Currently, this implementation of MLS doesn't include deniability; it instead aims for non-repudiation. It would require exchanging the signatures over deniable channels, so that it is impossible for one user to prove that a certain key really corresponds to a certain user. These are not provided in this implementation; instead, we send over regular asymmetrically encrypted channels.
Additionally, for deniability to be used practically, it must extend beyond Cryptographic deniability, where it can be theoretically proven that a technically savvy adversary could generate false messages without knowledge of another user's private signature key. For deniability to be taken seriously, it needs to be made easier to access; for instance a feature within the application allowing users to change their local message history by sending messages as another person to themselves. This is beyond the scope of my implementation, but it's curious to note the gap between theoretical deniability, and the sort of deniability actually deemed plausible in scenarios such as the court of law.

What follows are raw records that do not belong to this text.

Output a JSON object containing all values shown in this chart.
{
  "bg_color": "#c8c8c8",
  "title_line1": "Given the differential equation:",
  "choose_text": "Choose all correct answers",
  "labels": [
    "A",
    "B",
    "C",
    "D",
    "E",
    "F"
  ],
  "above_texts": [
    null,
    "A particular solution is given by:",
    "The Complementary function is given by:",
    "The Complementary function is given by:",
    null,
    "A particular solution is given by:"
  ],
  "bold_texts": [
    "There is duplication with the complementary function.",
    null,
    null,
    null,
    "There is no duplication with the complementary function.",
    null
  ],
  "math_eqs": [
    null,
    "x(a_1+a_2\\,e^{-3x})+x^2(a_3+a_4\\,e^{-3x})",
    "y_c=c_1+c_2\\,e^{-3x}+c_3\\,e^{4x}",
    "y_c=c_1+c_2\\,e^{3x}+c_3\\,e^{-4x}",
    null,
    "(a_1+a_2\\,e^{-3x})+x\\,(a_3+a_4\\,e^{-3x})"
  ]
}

Less to do with the security of the group itself, and more the security of the application in the context of the wider device. C2 attacks involve malware planted on a device being able to communicate with attackers through covert channels. This can be done through esoteric methods as companies increase their security, such as through printer networks or disguising data in Slack message packets, which are authorised to pass through the network. To prevent this application from being used in such a way, all padding fields are completely zeroed out when set; and any packets received with unexpected non-zero bits are rejected.